Sekala Bekhak sebagai sebuah Peradaban Kuno yang besar menghasilkan banyak
produk produk Kebudayaan. Salah satu eksistensi terbesar dari Sekala Bekhak
adalah diciptakannya Had Lampung oleh
Raja Raja di Sekala Bekhak pada medio Abad ke IX Masehi. Setelah teciptanya Had Lampung inilah Raja Raja di Sekala
Bekhak mendokumentasikan Sumber Sejarah berupa Tambo dan Silsilah dalam Hurup
Lampung yang ditulis dengan benda tajam diatas tanduk kerbau yang mengkilat,
kulit kayu dan dalung sebelum adanya kertas.
Pepadun pertama di Lampung berasal dari Sekala
Bekhak. Pepadun dibuat dari Belasa
Kepampang yang ditebang dan dijadikan Singgasana Pepadun. Pepadun sendiri befungsi
sebagai Singgasana Raja saat penobatan Raja Raja di Paksi Pak Sekala Bekhak
yang digunakan oleh keempat Paksi. Pada awalnya Pepadun disimpan oleh Benyata. Pada
Tahun 1939 terjadi perselisihan diantara keturunan Benyata memperebutkan
keturunan yang tertua atau yang berhak menyimpan Pepadun. Maka atas persetujuan
Paksi Pak Sekala Bekhak, Pepadun tersebut disimpan dirumah keturunan yang lurus
dari Umpu Belunguh hingga sekarang.
Belasa
Kepampang adalah sejenis tumbuhan Nangka bercabang, pohonnya
memiliki dua cabang besar, yang satunya nangka dan satunya lagi adalah sebukau
yaitu sejenis kayu yang bergetah. Keunikan Belasa Kepampang ini bila terkena
cabang kayu sebukau akan dapat menimbulkan penyakit koreng atau penyakit kulit
lainnya, namun demikian getah cabang nangka adalah penawar dari penyakit
tersebut.
Gamolan yang pertama berasal dari Kembahang
dan saat ini ada di Lamban Gedung, Kembahang. Gamolan sendiri berasal dari kata
kata Gimol yang artinya Gemuruh atau Getar yang berasal dari suara bambu
dan menjadi Gamolan yang artinya
Bergemuruhan atau Bergetaran, sementara Begamol
artinya Berkumpul [Wirda D. Puspanegara].

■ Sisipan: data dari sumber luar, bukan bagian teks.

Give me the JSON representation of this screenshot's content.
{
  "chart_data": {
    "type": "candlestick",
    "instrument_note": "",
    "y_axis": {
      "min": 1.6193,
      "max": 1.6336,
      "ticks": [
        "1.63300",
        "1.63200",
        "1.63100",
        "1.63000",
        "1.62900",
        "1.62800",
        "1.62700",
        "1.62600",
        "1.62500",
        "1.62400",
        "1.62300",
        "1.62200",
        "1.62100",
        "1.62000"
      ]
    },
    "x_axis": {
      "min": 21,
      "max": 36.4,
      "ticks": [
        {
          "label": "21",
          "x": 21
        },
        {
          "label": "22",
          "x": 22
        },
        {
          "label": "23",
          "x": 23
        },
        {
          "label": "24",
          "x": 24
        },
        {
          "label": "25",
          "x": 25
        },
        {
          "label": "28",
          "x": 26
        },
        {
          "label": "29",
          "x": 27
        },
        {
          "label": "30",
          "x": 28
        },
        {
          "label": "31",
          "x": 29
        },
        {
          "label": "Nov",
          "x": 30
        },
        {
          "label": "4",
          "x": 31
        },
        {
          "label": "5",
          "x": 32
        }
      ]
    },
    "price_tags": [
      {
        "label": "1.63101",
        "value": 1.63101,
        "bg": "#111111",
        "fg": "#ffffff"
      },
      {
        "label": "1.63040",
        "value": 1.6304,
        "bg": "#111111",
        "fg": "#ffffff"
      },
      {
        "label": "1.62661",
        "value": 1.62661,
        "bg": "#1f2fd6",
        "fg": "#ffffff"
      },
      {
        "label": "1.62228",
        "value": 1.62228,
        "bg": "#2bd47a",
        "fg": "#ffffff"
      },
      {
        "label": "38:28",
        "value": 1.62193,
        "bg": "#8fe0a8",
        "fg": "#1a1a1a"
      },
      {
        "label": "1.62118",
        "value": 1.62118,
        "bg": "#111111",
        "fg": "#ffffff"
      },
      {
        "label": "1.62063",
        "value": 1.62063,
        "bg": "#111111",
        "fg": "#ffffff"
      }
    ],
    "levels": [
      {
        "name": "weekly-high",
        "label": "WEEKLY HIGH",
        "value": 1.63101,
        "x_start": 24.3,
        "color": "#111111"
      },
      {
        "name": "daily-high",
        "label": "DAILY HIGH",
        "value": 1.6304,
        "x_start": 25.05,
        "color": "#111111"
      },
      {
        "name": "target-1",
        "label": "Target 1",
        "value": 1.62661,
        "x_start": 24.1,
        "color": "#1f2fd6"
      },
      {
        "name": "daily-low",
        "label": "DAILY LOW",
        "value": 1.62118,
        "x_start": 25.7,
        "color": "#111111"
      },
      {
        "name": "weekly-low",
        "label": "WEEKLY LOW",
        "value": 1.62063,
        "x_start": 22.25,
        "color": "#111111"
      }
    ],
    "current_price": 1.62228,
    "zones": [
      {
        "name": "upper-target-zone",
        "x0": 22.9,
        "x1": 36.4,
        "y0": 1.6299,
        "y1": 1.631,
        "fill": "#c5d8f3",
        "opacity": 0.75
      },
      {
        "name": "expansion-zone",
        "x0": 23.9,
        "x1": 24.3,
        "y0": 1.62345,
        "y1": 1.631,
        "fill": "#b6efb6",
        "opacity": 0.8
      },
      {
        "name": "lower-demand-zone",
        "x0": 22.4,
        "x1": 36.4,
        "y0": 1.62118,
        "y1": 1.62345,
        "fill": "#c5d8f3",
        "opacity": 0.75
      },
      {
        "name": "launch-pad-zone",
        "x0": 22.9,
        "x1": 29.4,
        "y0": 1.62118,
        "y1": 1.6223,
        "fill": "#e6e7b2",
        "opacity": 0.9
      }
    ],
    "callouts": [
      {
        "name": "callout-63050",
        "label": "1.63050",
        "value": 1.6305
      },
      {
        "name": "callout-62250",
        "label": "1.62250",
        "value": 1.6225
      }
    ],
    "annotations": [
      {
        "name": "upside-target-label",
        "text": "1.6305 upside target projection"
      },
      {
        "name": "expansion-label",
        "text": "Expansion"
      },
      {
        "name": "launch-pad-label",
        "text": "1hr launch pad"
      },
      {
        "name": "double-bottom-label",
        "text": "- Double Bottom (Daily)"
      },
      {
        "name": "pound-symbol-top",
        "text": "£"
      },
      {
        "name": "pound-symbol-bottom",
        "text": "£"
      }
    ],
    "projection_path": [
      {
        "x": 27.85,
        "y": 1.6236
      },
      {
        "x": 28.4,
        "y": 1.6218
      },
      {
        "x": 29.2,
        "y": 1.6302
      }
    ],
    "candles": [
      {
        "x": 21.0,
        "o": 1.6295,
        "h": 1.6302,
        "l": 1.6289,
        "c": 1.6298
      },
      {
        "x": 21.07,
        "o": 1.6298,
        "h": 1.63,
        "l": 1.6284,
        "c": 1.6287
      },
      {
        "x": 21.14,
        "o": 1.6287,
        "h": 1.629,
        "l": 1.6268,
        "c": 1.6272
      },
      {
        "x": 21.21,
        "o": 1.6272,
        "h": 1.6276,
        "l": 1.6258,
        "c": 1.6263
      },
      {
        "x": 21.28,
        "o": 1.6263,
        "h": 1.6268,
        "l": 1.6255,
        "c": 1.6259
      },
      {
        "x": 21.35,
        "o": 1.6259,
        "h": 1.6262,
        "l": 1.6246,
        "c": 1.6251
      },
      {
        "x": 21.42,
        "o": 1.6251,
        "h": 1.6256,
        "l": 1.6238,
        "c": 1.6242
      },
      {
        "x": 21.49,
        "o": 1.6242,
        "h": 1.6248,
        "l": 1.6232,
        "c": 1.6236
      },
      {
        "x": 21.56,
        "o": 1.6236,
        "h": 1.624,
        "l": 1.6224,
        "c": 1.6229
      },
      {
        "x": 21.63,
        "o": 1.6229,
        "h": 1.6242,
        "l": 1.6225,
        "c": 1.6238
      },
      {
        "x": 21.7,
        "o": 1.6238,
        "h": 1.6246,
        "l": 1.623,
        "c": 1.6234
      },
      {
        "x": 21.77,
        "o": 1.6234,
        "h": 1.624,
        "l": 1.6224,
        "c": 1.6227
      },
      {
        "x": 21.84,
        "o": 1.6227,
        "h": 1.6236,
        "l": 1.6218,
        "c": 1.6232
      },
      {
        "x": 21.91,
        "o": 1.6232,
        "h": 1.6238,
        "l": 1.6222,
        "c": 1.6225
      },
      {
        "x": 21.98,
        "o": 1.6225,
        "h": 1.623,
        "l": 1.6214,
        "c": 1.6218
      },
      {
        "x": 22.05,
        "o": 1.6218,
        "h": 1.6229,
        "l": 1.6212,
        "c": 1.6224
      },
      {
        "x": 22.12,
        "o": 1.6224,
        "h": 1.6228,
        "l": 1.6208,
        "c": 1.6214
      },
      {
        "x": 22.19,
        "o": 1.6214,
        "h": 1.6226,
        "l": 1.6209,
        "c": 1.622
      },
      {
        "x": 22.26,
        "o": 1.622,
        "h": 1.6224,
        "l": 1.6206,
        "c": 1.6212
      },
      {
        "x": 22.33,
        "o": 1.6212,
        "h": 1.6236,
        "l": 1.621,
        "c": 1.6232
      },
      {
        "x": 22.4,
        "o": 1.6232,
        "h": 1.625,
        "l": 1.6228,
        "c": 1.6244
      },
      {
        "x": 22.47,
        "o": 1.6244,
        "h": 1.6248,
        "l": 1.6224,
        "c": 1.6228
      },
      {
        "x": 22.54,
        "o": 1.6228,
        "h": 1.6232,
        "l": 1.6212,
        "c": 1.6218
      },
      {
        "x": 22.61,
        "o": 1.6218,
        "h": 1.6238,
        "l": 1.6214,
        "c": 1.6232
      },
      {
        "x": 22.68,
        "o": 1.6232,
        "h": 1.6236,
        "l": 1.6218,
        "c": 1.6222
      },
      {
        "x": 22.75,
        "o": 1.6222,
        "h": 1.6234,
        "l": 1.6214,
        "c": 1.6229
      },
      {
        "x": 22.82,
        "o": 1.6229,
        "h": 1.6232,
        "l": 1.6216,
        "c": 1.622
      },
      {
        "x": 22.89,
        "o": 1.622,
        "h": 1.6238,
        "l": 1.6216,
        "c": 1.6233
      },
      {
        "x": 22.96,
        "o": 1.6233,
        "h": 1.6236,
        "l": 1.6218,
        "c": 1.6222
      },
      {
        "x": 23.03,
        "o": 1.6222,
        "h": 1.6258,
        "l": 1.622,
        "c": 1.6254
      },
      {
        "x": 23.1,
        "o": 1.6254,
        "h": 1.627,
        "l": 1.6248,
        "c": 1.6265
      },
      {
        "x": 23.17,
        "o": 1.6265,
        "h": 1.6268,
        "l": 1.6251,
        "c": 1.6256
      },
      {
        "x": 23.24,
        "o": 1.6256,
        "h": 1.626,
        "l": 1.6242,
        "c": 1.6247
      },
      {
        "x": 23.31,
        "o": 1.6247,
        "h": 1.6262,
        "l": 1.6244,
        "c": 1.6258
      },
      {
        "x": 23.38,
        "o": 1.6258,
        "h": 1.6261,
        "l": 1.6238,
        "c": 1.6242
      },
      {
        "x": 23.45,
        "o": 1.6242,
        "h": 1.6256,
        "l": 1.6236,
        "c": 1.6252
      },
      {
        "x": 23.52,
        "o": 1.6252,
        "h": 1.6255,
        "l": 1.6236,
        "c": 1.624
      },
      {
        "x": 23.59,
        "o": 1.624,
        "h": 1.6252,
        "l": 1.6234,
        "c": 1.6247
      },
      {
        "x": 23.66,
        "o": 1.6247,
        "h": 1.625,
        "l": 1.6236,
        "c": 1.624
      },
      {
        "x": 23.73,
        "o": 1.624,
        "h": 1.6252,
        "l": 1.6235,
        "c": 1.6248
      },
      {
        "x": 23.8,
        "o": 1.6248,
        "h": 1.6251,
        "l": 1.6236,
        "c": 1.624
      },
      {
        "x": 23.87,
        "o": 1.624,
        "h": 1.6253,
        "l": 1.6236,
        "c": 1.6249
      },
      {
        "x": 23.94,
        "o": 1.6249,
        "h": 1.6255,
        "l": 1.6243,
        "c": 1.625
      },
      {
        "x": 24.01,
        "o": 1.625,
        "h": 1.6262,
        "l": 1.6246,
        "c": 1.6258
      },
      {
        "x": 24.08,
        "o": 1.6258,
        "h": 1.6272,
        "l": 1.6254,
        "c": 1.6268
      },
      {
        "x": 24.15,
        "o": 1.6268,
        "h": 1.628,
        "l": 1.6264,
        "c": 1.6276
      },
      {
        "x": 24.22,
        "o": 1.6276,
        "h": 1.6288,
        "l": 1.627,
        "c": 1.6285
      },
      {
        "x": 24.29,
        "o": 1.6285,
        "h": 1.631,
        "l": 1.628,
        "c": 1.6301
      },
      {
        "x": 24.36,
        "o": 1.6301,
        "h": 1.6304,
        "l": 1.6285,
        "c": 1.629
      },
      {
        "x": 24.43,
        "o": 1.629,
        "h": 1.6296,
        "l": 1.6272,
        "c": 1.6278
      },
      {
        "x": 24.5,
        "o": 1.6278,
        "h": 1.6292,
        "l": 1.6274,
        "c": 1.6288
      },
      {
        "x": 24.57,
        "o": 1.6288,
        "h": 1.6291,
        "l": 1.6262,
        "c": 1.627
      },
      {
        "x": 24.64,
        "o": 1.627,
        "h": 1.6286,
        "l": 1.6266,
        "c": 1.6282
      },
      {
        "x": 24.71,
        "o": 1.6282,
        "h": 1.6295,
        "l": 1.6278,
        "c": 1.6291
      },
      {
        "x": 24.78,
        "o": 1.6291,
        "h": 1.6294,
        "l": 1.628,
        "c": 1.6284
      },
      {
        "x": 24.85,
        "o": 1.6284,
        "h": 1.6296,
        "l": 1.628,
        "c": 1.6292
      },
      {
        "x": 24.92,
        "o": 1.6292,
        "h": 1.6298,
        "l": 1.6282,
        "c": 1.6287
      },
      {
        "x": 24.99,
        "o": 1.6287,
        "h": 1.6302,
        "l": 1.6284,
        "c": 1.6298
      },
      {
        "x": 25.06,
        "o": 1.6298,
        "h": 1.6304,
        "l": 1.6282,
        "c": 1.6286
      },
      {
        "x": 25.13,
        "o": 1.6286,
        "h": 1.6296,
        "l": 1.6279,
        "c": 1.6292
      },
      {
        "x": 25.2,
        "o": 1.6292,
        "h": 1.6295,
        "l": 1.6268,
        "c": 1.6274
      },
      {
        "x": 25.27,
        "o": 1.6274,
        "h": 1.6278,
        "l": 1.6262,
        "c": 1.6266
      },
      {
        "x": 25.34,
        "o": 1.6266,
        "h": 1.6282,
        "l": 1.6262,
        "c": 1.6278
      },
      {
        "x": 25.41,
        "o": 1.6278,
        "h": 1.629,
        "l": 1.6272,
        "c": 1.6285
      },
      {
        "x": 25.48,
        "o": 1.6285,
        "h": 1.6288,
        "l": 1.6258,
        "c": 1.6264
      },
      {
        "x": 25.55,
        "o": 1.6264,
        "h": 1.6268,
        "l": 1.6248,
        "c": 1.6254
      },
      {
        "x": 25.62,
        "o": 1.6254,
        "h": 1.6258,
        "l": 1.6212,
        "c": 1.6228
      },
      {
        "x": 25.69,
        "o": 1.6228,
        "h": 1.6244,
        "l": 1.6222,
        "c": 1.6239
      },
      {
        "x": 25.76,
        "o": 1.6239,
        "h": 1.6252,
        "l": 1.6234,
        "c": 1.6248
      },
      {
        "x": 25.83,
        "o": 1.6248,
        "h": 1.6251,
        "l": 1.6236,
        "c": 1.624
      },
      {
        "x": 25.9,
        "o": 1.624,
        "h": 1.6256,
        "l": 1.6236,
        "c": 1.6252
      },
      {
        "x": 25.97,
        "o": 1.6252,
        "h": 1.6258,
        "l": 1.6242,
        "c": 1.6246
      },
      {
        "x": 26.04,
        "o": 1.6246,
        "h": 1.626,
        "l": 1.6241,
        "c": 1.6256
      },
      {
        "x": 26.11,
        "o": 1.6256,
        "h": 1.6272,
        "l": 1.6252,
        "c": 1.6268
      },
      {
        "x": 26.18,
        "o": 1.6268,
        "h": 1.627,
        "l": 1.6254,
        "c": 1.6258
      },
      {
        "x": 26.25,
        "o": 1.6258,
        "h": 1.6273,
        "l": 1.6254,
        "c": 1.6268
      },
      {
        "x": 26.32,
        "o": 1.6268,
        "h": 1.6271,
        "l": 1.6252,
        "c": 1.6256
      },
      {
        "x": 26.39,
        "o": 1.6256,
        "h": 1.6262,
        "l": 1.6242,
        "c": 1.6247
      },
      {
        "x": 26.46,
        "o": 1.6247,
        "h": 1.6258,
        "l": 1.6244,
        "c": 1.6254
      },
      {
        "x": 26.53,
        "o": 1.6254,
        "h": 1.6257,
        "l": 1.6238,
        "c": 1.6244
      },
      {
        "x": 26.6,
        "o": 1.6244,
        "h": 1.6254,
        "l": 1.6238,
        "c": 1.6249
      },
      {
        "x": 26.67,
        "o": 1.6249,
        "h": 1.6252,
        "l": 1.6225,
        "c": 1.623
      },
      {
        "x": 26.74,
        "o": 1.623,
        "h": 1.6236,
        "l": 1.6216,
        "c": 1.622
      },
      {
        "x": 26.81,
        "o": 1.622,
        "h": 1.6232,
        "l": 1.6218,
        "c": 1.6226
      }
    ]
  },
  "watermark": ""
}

Gamolan pada awalnya merupakan instrumen tunggal yang konon dimainkan dan yang
menemani seorang Mekhanai Tuha atau
Bujang Lapuk yang menetak Pekhing Mati
Temeggi atau tunggul bambu tua tegak yang sudah lama mati [Syapril Yamin].
Gamolan memiliki Tangga Nada Lampung Sai, Khujai, Khawa, Khitu, Khop, Kayu [1 2 3 5 6 7]. Dua orang pemain
duduk dibelakang alat musik ini salah satu dari mereka memimpin [Begamol]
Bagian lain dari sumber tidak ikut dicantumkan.